The Nameless Dead and the Cold Case Unit That Tries to Identify Them
The New York Times
A little-known squad of New York’s medical examiner’s office uses dogs, DNA and any other available clue to identify bodies.
When a mysterious body washed up on the rocks near the Brooklyn Bridge Park’s cheery carousel in August, the authorities had no clue who he was or how he had died.
The remains were so badly decomposed after weeks in the water that identification by face, fingerprints or other physical clues was impossible.
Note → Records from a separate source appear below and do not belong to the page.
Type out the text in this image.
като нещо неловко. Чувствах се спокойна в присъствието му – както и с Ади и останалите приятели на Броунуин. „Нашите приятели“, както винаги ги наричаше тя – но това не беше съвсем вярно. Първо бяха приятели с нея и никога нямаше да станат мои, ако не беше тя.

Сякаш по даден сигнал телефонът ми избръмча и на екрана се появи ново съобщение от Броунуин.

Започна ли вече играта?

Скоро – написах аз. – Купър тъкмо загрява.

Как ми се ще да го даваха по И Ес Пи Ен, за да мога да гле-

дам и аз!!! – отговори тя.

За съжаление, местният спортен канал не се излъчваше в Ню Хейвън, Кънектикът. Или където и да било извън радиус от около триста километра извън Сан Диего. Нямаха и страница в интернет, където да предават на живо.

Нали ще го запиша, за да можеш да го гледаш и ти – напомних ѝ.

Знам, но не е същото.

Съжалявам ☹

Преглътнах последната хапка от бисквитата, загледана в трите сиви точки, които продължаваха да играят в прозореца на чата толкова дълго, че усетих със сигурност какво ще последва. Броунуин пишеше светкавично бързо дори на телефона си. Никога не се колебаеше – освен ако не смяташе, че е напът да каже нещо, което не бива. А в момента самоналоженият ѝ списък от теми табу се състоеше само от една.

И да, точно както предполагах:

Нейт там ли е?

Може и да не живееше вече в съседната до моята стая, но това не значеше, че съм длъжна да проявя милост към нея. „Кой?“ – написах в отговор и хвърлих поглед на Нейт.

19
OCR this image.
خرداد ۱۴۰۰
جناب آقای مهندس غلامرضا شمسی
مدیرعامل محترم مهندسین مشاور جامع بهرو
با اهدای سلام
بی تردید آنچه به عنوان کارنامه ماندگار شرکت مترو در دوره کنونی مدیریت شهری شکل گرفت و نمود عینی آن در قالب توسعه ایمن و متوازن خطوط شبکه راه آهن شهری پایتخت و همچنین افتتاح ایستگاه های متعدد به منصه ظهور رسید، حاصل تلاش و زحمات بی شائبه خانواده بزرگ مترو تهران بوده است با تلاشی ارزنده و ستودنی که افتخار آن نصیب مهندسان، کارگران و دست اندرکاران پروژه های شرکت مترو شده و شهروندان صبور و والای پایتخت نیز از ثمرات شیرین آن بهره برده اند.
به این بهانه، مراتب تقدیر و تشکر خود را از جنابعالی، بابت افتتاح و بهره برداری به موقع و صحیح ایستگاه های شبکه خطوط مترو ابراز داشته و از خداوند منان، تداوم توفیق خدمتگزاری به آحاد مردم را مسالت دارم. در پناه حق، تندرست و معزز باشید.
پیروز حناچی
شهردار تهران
And thus another body bag tagged “Name Unknown” was delivered to a little-known squad of investigators from the city’s medical examiner’s office who identify New York City’s nameless dead.
The cold-case unit works out of a faded building on First Avenue that houses the city’s Manhattan morgue, trying every day to identify the roughly 1,250 nameless corpses that have been found in the city dating back to the late 1980s.
“Everybody deserves to have their name in death,” said Dr. Angela Soler, a scientist with the agency’s forensic anthropology unit. “They are unidentified, but they are not forgotten.”
In a wired age, it is rare that someone dies whose identify is truly unknown. With advances in forensic science, genetic and fingerprint matching, as well as national databases and online search methods, the problem has declined to historically low levels.
But in New York these advances cannot eradicate the problem. In a city of 8.2 million, even one that’s a panopticon of video cameras, some people come to get lost and, in death, they succeed. There are a dozen or two stubbornly unidentified bodies each year and a dozen equally stubborn investigators trying to find their names.